IL MARE

 

                                                                            

Per me fanciullo con gli occhi pieni di meraviglie, il mare erano anche quei quattro pini stanchi di lottare sulla riva contro elementi avversi, il vento i lampi, il tuono, gli scrosci di pioggia, arsi dal sole, bruciati dalla salsedine, con le cime contorte e i rami protesi come braccia, per abbrancare, o per difendersi.
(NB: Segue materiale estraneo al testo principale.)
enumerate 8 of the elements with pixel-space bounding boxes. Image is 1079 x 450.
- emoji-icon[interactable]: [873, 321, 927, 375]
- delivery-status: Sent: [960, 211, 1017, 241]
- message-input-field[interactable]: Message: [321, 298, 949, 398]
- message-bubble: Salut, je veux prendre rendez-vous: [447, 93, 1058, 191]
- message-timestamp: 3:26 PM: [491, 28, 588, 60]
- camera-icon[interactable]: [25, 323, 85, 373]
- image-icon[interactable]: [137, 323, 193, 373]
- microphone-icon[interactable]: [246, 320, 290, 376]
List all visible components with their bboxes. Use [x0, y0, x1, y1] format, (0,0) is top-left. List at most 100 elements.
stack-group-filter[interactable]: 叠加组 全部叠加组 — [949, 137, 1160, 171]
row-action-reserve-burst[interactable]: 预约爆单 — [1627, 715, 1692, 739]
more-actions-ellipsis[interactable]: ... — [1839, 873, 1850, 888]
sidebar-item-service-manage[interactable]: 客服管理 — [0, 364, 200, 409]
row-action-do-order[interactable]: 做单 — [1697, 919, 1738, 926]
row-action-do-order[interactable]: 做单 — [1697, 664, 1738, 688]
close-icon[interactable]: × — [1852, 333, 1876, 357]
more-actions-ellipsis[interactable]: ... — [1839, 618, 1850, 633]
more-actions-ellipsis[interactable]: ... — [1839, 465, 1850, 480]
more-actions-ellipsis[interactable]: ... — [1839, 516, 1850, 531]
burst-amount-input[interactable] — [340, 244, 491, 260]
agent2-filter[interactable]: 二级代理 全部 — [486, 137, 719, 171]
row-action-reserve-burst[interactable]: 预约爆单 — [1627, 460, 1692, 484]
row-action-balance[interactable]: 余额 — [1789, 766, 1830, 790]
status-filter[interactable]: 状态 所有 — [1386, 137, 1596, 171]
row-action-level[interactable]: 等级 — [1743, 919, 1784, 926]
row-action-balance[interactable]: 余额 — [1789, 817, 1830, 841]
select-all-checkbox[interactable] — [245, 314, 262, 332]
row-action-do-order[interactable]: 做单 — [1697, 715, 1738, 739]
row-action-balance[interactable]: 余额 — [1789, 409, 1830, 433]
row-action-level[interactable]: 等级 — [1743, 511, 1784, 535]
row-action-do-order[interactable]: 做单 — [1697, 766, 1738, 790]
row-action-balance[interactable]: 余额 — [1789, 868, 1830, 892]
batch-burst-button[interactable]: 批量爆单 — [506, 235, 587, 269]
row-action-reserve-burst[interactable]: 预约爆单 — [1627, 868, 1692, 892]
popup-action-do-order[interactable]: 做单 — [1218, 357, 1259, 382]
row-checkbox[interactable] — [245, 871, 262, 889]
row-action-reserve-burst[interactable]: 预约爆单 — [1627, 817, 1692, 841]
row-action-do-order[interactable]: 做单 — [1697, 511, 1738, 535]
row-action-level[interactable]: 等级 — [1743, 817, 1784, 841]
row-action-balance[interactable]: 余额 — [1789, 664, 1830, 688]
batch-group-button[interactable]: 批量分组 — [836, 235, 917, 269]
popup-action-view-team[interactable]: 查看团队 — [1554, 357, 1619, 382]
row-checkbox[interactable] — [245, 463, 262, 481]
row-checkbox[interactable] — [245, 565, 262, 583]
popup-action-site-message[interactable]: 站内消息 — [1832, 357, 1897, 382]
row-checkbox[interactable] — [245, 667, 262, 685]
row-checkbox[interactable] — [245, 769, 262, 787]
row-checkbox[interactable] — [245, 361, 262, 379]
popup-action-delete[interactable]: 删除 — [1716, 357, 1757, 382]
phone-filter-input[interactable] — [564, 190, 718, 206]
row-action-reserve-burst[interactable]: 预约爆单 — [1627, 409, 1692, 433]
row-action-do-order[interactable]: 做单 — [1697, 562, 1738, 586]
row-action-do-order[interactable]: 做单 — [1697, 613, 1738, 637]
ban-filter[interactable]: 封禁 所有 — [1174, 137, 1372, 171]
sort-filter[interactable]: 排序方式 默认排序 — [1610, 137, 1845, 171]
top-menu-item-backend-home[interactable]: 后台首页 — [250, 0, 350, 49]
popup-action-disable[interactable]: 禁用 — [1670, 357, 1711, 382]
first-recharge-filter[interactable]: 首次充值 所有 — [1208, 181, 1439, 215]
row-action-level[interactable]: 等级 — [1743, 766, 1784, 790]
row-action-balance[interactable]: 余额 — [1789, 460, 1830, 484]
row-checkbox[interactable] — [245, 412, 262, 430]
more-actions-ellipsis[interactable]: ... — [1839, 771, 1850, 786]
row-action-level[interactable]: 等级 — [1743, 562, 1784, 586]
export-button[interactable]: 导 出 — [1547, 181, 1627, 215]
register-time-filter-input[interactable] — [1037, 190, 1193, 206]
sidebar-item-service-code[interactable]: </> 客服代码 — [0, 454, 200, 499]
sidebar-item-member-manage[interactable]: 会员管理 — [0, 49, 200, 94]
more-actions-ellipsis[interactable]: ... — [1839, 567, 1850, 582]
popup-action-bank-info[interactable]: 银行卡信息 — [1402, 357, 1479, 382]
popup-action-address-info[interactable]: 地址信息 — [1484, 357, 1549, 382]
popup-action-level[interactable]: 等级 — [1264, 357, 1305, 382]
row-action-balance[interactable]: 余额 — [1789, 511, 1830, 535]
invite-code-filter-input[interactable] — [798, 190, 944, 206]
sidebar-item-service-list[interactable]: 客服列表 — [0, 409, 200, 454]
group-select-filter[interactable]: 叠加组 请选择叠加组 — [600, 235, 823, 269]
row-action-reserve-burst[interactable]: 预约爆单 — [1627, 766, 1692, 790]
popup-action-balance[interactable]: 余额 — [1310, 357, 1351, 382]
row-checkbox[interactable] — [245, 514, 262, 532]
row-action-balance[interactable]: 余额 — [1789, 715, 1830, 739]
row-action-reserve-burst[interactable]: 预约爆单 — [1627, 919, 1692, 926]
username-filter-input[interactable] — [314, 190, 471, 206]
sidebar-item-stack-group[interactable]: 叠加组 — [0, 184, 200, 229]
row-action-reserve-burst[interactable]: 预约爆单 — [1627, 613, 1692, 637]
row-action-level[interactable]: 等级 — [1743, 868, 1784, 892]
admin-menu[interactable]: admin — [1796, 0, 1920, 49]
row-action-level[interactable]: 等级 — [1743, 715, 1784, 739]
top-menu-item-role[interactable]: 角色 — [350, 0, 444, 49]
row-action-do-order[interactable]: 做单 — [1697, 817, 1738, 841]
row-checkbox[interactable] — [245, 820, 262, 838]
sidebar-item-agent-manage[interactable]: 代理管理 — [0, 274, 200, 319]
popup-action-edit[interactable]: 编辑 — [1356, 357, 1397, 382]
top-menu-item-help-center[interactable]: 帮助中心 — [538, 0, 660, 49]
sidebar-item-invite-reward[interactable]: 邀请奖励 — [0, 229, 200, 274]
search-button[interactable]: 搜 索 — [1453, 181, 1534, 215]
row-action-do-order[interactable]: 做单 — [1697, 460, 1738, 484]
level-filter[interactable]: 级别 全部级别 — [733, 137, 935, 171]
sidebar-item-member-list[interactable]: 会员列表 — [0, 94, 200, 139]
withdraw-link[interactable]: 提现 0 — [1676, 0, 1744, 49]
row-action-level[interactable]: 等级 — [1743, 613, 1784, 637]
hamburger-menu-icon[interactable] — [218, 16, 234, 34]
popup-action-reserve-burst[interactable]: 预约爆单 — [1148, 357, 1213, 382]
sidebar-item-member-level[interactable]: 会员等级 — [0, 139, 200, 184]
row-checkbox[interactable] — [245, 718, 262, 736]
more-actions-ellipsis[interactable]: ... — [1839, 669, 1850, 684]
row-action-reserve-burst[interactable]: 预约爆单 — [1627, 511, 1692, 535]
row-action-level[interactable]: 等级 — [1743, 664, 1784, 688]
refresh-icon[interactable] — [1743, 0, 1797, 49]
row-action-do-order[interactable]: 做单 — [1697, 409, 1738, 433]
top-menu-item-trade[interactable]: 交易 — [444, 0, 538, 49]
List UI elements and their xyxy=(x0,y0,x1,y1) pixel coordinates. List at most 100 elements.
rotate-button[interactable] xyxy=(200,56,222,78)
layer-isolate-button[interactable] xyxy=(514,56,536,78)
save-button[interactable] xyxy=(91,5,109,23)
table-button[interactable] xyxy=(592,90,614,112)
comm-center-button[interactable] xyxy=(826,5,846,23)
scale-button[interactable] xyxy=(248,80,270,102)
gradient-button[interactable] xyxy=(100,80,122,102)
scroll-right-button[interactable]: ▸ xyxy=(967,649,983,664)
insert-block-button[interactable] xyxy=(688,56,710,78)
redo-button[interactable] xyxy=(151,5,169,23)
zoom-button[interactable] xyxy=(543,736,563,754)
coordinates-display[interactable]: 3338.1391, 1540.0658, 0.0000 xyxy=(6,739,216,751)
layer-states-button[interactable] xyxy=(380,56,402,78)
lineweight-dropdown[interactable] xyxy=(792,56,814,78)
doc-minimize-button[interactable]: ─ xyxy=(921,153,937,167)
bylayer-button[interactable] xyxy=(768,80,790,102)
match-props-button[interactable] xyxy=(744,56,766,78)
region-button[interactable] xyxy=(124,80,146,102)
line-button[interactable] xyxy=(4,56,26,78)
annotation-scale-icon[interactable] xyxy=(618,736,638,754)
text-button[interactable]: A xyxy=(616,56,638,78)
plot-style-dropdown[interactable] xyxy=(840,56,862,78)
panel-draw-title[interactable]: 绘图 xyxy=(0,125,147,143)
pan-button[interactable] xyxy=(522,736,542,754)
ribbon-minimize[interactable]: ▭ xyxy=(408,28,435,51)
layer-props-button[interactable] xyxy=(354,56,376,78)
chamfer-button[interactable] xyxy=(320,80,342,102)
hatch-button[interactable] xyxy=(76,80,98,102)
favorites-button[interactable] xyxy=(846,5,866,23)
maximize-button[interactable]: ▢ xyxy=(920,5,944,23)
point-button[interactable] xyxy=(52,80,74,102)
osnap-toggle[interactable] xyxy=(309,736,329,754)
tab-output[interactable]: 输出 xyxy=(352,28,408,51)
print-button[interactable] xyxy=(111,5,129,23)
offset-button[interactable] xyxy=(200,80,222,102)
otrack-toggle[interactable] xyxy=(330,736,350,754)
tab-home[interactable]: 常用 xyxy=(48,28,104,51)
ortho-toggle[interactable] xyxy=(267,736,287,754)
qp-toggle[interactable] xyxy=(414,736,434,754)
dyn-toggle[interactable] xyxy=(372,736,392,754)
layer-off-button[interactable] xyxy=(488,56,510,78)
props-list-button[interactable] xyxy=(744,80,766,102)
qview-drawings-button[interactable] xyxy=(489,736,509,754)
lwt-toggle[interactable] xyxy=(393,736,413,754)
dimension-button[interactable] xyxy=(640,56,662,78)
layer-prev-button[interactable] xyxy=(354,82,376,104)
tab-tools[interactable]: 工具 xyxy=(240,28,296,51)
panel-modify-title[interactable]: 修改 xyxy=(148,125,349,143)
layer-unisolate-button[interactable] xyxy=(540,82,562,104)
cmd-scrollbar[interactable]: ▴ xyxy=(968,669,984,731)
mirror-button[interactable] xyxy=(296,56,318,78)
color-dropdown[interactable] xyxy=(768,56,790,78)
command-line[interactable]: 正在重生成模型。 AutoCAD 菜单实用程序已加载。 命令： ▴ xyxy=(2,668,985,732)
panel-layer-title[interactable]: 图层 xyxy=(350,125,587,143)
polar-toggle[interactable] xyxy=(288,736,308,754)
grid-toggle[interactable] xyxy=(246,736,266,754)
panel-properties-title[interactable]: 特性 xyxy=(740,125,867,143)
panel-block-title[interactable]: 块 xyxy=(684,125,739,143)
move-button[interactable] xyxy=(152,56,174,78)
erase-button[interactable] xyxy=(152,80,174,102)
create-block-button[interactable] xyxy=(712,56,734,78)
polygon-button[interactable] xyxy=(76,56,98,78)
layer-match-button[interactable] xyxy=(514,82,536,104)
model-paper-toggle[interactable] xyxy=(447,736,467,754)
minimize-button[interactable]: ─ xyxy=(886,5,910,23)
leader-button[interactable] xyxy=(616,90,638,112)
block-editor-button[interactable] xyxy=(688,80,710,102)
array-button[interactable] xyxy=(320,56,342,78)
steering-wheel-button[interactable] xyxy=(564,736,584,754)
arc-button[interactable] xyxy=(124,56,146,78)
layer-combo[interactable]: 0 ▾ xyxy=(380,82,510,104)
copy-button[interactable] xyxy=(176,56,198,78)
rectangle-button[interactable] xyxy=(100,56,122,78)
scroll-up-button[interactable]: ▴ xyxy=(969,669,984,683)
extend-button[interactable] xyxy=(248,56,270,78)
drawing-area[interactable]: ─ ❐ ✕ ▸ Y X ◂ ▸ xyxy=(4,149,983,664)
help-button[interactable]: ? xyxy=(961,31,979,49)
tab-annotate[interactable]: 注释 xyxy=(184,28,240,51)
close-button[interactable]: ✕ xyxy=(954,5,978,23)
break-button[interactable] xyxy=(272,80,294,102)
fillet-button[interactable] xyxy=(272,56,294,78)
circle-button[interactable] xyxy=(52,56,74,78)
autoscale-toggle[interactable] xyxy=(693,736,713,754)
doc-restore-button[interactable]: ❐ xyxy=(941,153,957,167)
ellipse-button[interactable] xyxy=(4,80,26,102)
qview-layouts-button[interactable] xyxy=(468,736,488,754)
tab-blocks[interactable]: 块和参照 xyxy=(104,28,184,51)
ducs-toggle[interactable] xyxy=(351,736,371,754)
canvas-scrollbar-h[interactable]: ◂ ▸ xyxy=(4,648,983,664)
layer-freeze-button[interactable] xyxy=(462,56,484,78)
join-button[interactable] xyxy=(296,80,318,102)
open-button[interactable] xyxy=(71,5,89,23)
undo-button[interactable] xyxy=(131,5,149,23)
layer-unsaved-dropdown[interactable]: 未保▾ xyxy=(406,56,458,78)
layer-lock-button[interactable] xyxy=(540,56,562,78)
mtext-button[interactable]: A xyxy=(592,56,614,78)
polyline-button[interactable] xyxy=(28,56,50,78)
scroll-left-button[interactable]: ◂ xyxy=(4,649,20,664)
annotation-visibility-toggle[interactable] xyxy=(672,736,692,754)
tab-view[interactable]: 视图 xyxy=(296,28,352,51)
Pini marittimi, abituati all’ululato della tempesta, alle sferzate di acqua salmastra polverizzata ed al mugghiare dei marosi che si avventavano a terra, come enormi masse in movimento.

Mio fratello ed io, nella nostra infantile incoscienza, staccavamo tratti di corteccia dai tronchi martoriati, per farne barchette che, munite di alberi di fortuna e vele fatte di foglie, lasciavamo andare sulla superficie del mare, alla deriva, incontro al loro destino, come messaggi segreti chiusi in bottiglia.  

Certo, quando il mare era calmo e sorrideva consenziente ai nostri giochi innocenti.

La magia del mare, a quel tempo, era data anche dall’orto con molti alberi da frutta e le capanne di uva, la vasca per lavare la biancheria, con l’acqua del pozzo, che erano dietro la modesta casa in affitto per l’estate e dal Wc esterno, che ti costringeva, di notte ad uscire nel buio per fare pipì.

E le dune formate dai vortici del vento, gli sterpi, la sabbia fin dentro il letto e il cuore in tumulto per ogni cosa fuori dell’ordinario, il silenzio della campagna nelle notti di luna piena ed il fischio del treno che sembrava non finire mai.

Oggi queste cose non le trovo più e forte è il mio rammarico. Anche se del mare ho scoperto molte altre cose che me lo rendono ancora più gradito.